Tidak mudah untuk memilih lagu, kami harus yakin benar bahwa lagu yang akan dibawakan harus jelas legalisasinya karena sangat berkaitan dengan Hak atas Kekayaan Intelektual. Akhirnya dengan berbagai pertimbangan kami memilih lagu Erang-Erang Subuh yang diaransemen oleh Amril Huda dan Lagu Podho Nginang aransemen Yanu Kristiono. Kedua lagu tersebut adalah lagu etnik banyuwangi yang notabene Unej memiliki banyak ahli budaya yang meneliti kebudayaan Banyuwangi, dan Osing pada khususnya, sehingga kami akan dapat banyak masukan tentang budaya Osing.  Dan satu lagu etnik Papua yang berjudul Diru-diru Nina yang diaransemen oleh Gabriel Mado/Paul Widiawan.

Turun di kategori Folklore a capella, saya tahu konsekwensinya, menyanyi dengan tidak ada alat musik yang menjaga ketepatan nada. Notasi harus tepat tidak boleh bergeser sedikitpun dengan choral sound yang sesuai dengan daerah asal lagu. Pekerjaan berat didepan mata, tetapi melihat kualitas tim yang saya rasa salah satu yang terbaik dari sekian generasi yang saya ikuti, saya menjadi percaya diri. Didukung di kiri dan kanan saya ada tim pelatih yang selalu memberi masukan positif. Apalagi Mas lilik saat ini juga sedang menempuh pendidikan master seni pertunjukan yang akan memberi masukan secara akademis. 
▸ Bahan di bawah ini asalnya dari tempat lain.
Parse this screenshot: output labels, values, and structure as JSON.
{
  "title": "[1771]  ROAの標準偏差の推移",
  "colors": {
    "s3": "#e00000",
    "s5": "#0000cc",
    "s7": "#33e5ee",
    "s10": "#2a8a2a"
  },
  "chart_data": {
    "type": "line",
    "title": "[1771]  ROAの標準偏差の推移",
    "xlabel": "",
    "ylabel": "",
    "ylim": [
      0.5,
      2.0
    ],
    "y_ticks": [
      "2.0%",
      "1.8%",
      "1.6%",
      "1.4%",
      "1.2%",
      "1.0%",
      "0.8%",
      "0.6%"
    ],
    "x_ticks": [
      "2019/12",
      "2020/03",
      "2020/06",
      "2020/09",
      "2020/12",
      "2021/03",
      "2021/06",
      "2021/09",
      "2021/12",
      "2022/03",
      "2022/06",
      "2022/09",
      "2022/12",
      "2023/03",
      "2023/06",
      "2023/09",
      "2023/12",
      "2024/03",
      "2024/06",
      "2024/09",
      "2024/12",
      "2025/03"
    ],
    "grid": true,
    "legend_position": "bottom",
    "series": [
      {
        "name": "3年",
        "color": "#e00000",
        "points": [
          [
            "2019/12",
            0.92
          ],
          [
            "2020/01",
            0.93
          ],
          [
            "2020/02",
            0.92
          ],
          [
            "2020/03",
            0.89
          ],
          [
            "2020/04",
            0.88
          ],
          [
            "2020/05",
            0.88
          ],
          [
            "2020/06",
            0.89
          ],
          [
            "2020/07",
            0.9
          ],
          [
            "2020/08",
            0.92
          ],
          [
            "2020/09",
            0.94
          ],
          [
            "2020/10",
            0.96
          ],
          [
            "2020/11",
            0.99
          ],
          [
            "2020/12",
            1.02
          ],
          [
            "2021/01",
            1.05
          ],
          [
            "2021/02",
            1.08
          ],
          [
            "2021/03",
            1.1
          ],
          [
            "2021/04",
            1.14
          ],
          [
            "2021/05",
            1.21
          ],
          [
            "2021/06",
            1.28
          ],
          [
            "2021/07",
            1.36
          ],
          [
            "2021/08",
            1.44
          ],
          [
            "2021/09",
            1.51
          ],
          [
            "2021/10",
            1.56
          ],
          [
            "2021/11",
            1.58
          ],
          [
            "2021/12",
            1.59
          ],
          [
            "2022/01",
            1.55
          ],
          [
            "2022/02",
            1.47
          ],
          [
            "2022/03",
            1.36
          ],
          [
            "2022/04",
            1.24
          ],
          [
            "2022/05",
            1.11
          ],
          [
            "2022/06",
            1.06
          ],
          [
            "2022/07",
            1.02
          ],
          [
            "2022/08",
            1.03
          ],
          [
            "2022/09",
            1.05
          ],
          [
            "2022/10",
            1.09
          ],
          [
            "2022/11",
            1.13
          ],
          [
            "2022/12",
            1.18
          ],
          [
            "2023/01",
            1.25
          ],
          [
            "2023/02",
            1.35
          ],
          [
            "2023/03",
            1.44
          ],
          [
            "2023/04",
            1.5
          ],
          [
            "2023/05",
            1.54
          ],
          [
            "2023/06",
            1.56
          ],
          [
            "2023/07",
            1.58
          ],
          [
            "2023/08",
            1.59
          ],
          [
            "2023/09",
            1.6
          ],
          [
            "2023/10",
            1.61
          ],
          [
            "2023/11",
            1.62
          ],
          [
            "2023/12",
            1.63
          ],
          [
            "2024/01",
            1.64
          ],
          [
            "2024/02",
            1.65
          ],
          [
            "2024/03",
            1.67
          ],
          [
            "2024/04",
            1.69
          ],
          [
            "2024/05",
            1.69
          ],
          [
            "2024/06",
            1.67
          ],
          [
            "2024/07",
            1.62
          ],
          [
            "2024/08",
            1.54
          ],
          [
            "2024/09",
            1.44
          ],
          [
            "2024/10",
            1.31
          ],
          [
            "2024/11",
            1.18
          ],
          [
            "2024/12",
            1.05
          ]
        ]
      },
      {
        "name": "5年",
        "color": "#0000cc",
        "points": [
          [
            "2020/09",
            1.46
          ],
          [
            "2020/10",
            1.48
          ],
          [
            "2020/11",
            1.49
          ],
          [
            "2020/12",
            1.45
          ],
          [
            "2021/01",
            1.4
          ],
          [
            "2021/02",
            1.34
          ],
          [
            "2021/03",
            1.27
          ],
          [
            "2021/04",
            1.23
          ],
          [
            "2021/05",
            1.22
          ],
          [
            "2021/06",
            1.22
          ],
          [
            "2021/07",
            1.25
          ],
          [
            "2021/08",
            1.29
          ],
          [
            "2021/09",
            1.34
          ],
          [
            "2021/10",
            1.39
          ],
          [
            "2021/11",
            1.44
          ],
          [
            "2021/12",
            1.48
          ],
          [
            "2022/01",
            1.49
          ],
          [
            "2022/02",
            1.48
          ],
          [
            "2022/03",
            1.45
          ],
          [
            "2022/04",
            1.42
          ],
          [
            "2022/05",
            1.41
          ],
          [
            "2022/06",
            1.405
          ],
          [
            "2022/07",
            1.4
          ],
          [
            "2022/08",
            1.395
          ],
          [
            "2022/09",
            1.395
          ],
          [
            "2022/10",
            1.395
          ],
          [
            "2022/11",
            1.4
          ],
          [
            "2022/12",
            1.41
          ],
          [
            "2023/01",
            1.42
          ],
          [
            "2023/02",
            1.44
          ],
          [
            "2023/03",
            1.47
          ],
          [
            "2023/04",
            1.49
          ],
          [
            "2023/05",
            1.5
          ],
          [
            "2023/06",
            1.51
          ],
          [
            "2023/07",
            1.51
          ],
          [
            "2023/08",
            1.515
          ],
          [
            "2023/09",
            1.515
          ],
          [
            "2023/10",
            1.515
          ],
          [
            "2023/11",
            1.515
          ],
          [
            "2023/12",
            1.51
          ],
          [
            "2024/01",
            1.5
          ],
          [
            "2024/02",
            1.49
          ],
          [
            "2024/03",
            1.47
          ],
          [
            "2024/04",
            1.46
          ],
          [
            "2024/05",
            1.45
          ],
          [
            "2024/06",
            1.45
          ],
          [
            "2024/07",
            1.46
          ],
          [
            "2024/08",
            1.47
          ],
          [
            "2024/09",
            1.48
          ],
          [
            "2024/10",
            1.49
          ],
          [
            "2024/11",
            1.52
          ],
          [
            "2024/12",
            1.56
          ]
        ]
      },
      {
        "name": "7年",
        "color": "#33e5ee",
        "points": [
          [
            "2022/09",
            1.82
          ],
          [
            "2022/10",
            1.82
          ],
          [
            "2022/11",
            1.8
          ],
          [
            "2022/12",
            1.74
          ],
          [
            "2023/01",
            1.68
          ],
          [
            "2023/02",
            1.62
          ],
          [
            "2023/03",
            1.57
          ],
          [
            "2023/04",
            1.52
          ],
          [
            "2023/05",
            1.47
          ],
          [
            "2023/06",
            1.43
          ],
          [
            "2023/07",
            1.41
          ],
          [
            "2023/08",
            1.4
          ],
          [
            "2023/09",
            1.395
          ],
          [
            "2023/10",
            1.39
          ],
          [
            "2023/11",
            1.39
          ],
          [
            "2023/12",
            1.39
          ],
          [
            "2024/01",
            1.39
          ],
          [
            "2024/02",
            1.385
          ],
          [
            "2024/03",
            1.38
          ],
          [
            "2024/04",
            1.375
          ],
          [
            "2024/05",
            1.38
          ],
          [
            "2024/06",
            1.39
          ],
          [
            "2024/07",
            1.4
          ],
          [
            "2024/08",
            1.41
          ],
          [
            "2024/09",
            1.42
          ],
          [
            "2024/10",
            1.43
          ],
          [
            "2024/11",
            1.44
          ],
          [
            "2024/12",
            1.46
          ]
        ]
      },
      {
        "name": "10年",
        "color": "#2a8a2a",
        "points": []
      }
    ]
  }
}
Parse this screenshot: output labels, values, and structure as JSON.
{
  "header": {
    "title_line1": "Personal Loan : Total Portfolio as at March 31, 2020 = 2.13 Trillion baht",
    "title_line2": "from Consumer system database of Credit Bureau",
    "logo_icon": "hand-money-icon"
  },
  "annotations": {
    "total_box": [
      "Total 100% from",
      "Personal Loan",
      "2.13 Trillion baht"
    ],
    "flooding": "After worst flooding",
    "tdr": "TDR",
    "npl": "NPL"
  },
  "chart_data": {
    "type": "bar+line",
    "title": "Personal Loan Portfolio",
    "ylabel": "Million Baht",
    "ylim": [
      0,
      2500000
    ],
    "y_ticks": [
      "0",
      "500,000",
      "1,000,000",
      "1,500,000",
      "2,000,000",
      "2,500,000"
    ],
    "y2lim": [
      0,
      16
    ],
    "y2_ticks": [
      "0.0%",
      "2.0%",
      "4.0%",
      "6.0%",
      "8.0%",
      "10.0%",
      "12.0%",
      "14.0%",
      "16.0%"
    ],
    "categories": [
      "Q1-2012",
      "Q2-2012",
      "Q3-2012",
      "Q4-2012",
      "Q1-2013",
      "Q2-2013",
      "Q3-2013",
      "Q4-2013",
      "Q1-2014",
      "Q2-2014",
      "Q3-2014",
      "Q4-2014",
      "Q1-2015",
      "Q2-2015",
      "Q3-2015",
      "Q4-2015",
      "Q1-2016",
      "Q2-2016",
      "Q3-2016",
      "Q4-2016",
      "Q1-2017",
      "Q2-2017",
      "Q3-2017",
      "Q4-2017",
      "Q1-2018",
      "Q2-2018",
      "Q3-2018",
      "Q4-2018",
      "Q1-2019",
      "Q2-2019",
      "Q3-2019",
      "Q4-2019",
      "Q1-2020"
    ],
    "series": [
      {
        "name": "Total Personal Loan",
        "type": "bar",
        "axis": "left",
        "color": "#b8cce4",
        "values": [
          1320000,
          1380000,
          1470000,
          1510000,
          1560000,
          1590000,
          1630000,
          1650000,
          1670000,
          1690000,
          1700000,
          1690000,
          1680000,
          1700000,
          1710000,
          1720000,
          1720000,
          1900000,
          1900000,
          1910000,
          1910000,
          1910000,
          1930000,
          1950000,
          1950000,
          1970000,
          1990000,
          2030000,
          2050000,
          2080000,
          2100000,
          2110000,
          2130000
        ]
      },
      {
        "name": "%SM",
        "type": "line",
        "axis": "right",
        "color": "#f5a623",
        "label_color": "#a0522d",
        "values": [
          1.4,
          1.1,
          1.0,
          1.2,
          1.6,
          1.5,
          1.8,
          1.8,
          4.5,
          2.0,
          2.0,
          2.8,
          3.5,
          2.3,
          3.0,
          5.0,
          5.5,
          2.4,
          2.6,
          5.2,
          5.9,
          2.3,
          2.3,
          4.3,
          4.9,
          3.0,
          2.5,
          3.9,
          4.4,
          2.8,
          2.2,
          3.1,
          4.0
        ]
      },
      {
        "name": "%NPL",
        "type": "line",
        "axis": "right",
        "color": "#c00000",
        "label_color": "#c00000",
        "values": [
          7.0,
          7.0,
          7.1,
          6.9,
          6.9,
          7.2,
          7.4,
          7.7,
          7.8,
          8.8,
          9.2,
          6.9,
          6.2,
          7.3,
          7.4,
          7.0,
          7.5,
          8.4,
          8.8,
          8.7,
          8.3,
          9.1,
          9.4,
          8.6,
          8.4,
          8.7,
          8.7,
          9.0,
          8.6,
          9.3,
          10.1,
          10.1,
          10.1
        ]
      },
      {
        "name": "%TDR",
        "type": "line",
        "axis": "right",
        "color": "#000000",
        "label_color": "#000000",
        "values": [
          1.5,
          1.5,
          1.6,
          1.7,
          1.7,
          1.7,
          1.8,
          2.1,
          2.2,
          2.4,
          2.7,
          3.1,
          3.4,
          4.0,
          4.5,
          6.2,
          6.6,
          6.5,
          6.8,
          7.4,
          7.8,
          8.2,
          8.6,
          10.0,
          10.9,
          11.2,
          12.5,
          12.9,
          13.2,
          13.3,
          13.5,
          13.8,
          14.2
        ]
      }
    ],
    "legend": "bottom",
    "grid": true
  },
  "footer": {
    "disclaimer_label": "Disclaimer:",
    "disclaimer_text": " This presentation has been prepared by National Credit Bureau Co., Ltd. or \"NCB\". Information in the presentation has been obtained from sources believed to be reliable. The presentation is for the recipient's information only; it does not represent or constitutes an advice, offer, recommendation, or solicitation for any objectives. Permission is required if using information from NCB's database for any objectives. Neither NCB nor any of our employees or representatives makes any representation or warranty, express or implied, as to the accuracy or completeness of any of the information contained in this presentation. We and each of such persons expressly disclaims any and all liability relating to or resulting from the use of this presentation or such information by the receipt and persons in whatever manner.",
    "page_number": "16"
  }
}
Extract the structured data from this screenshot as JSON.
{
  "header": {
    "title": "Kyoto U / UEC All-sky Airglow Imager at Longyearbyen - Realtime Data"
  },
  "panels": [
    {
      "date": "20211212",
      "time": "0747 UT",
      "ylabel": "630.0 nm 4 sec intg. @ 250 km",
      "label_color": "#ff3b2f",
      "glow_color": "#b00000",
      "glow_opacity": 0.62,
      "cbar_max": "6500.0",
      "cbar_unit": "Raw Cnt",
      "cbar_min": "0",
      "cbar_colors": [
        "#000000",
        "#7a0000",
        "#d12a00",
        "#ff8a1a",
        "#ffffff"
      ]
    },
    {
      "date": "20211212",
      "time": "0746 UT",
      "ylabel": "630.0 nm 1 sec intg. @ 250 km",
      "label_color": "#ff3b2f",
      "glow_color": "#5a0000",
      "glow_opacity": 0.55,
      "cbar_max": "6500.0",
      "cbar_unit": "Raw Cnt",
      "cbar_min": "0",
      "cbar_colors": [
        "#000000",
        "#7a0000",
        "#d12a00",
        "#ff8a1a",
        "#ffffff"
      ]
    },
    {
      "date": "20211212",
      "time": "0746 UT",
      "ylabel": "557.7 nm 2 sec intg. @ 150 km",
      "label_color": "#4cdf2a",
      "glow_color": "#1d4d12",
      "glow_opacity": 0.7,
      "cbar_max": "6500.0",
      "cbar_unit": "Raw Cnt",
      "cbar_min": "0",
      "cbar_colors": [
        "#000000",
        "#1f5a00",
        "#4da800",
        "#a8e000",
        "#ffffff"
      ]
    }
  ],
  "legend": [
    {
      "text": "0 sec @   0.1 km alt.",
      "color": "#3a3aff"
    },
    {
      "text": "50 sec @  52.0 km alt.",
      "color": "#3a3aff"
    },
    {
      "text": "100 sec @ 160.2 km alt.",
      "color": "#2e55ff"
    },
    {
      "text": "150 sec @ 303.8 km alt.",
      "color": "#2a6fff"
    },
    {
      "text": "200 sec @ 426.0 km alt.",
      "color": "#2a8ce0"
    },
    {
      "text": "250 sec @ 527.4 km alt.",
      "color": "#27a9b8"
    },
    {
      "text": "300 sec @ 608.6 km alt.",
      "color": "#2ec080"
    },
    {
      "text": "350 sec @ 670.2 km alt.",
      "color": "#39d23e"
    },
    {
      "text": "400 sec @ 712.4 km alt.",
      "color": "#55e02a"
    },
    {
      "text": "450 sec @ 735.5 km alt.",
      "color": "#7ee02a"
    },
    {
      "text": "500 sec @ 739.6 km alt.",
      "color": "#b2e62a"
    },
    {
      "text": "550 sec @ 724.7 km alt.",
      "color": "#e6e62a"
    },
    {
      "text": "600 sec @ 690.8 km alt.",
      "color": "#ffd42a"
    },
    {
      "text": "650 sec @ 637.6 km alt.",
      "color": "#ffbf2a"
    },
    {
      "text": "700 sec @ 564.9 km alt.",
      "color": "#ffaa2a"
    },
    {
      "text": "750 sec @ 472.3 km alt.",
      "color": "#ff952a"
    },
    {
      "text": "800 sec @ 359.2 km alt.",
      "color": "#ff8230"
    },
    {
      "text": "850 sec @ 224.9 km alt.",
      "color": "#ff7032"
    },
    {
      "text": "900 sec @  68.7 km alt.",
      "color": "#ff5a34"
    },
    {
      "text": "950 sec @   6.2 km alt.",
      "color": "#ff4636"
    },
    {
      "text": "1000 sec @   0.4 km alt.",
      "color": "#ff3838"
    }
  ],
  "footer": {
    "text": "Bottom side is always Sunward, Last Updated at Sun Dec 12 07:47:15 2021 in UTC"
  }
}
Metode latihanpun sedikit ada perubahan. Kalau selama ini lebih fokus di notasi dan intepretasi lagu, dua bulan terakhir ditambahi dengan sesi latihan fisik. Lapangan Upacara Universitas Jember menjadi tempat yang tepat untuk berlatih fisik. Mengelilingi minimal dua kali lapangan bola dengan berlari awalnya terasa berat bagi mereka yang memang latar belakangnya bukan olahragawan. Ini pun masih ditambah dengan beberapa excercise untuk menguatkan otot diapraghma sebagai modal dasar penyanyi. Hasilnya? Titik jenuh yang biasanya dihadapi sebuah tim paduan suara bisa terkikis habis. Fisik penyanyi sangat mendukung untuk melakukan koreografi yang rumit tanpa mengurangi kualitas choral-nya

Koreografi ini yang dibuat oleh mereka sendiri. Tetapi polesan akhir dibantu oleh Cak Partu seniman tradisional banyuwangi yang dikenal sebagai penyiar di salah satu radio di Jember dan Mbak Enis penari asal Ambulu yang beberapa waktu yang lalu juga pernah tampil di Thailand. Beliau berdua juga banyak memberi sentuhan artistik dibeberapa bagian. Mulai dari pembenahan gerakan dasar tari, logat Osing yang kental, sampai sentuhan etnik pada kostum yang dikenakan anak-anak sampai urusan make up artist.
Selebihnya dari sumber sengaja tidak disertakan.